Las nuevas intervenciones en el sector agrario están diseñadas para ser complementarias a los eco-regímenes, una serie de requisitos ambientales que deben cumplir todos los perceptores de ayudas. De este modo, se incentiva una doble transición: ecológica y productiva. La innovación se convierte en un pilar clave, promoviendo prácticas como la rotación de cultivos, la reducción del uso de productos fitosanitarios y la mejora en la gestión de nutrientes.

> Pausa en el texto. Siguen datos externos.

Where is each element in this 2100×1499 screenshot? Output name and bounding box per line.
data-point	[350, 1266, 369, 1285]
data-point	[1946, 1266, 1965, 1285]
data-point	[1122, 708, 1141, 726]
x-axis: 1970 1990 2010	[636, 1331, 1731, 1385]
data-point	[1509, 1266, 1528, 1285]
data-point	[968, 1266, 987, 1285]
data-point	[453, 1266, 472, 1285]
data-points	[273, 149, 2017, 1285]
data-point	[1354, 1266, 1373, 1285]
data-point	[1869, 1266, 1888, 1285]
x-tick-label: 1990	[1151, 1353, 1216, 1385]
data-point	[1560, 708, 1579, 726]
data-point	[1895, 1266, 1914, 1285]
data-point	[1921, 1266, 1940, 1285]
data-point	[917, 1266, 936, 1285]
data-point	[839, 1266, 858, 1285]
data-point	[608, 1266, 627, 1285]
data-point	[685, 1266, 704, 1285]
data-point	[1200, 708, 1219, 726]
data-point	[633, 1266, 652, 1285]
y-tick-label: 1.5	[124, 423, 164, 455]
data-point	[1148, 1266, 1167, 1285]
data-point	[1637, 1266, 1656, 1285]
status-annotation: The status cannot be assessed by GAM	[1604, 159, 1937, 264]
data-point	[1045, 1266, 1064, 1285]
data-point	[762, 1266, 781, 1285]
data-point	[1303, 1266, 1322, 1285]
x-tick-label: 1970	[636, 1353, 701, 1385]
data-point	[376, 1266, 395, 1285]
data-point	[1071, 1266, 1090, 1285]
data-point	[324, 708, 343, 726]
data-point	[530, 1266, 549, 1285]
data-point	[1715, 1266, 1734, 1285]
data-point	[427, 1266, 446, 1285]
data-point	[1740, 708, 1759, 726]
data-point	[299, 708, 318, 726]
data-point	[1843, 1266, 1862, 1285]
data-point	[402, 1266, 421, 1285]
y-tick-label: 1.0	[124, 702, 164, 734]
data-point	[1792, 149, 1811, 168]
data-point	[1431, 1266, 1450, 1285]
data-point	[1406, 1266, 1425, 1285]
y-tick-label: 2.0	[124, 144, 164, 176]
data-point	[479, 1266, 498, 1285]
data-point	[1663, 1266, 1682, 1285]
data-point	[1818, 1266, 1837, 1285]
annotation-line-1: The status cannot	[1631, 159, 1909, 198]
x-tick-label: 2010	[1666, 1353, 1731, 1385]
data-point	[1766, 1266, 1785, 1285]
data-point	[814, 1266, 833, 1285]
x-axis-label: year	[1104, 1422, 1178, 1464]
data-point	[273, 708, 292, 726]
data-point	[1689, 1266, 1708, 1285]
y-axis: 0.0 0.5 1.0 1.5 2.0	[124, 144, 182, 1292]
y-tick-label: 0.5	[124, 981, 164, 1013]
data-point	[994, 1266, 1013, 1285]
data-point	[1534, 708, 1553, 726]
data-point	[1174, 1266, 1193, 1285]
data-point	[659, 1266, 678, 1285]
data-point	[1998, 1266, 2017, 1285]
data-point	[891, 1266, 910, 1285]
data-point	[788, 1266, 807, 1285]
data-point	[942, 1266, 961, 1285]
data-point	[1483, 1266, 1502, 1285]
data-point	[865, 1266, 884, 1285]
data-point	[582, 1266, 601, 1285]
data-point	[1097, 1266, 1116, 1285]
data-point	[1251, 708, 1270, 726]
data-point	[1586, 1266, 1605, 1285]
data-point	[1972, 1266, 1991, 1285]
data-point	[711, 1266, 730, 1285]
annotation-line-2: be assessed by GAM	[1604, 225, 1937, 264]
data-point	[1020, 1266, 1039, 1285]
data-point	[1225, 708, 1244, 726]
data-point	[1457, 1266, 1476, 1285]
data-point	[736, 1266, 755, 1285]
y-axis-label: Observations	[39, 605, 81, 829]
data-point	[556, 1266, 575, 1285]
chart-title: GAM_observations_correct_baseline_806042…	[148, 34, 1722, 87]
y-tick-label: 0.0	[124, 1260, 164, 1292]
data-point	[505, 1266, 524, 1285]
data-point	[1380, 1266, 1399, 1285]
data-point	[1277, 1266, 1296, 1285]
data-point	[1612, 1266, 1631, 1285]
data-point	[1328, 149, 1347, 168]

Según los datos de 2024 de la Comisión Europea, la agricultura representa el 10,8% de las emisiones de gases de efecto invernadero de la UE. Por eso, planes como este tienen un impacto significativo: no solo ayudan a cumplir compromisos climáticos, sino que también aumentan la resiliencia del sistema agroalimentario. En Aragón, la medida refuerza además la sostenibilidad de zonas especialmente vulnerables como los Monegros o el Somontano, donde el equilibrio entre producción y medioambiente es crítico para el futuro rural.